É como se a questão fosse postulada nestes termos: onde restam, ainda, traços de pensamento especulativo, crítico e reflexivo, baseado no pressuposto de que pensar é destruir aparências? Onde o conhecimento ainda se atreve a prescindir de números, onde ainda se mergulha livremente no abismo das verdades desagradáveis?
Carlos Eduardo Lins da Silva relatou, recentemente, como uma grande exposição sobre a obra de Freud -a maior influência intelectual no século, difundida por todas as áreas da ciência humana, da arte, da vida cotidiana- foi impugnada em Washington. Alegava-se que a mostra era unilateral, que não contemplava visões opostas às do criador da psicanálise...
Freud vem sendo atacado por três flancos diferentes, que convergem numa manobra final, destinada a silenciá-lo para sempre. O primeiro deles foi previsto pelo mestre. Ele era médico e sempre insistiu que a psicanálise, como terapia, era um paliativo útil em certos casos, uma solução provisória à espera de que a farmacologia pudesse agir diretamente sobre os distúrbios mentais.

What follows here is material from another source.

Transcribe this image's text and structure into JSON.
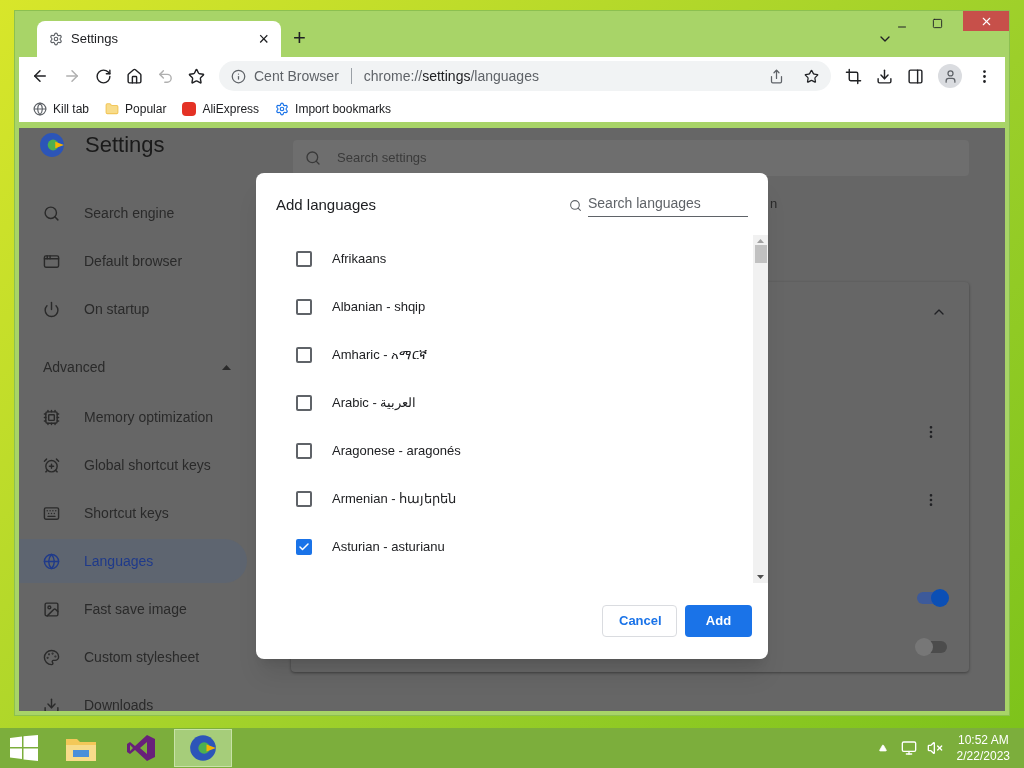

A bioquímica reclama agora seus direitos postergados; não passa uma semana sem que se anuncie a descoberta de que determinado comportamento psicológico tem base orgânica, fisiológica. O segundo flanco, ao contrário, tem inspiração cultural. Tendo sido homem, europeu e branco, conclui-se que Freud estava redondamente errado.
Pior do que simplesmente negar seu pensamento, porém, são os esforços quase sempre cômicos para adaptá-lo ao nosso mundo feminista, homossexual e étnico. Há uma contradição insolúvel entre o relativismo da mentalidade dominante e as descobertas que Freud julgava ter feito, revelando uma estrutura fixa subjacente à diversidade dos indivíduos e das culturas.
O terceiro flanco do ataque combinado é a apropriação da psicanálise pelo esoterismo. Aí vigora o vale-tudo do mercado das curas, cada terapeuta adotando sua receita particular à base de macrobiótica, ioga ou meditação transcendental. A fúria do combate que Freud moveu contra Jung leva à suspeita de que ele intuía, em toda a extensão, as consequências da permissividade que o ex-discípulo introduzia na psicanálise.
Não é de espantar que Freud pareça morto, nem que exista uma forte tendência a circunscrever sua obra ao campo literário, situando o autor apenas como uma espécie de romancista -ainda que um dos maiores da nossa época. O valor "terapêutico" da psicanálise é tão implausível quanto o do marxismo. Mas sem eles a árvore da inteligência ficou menos frondosa.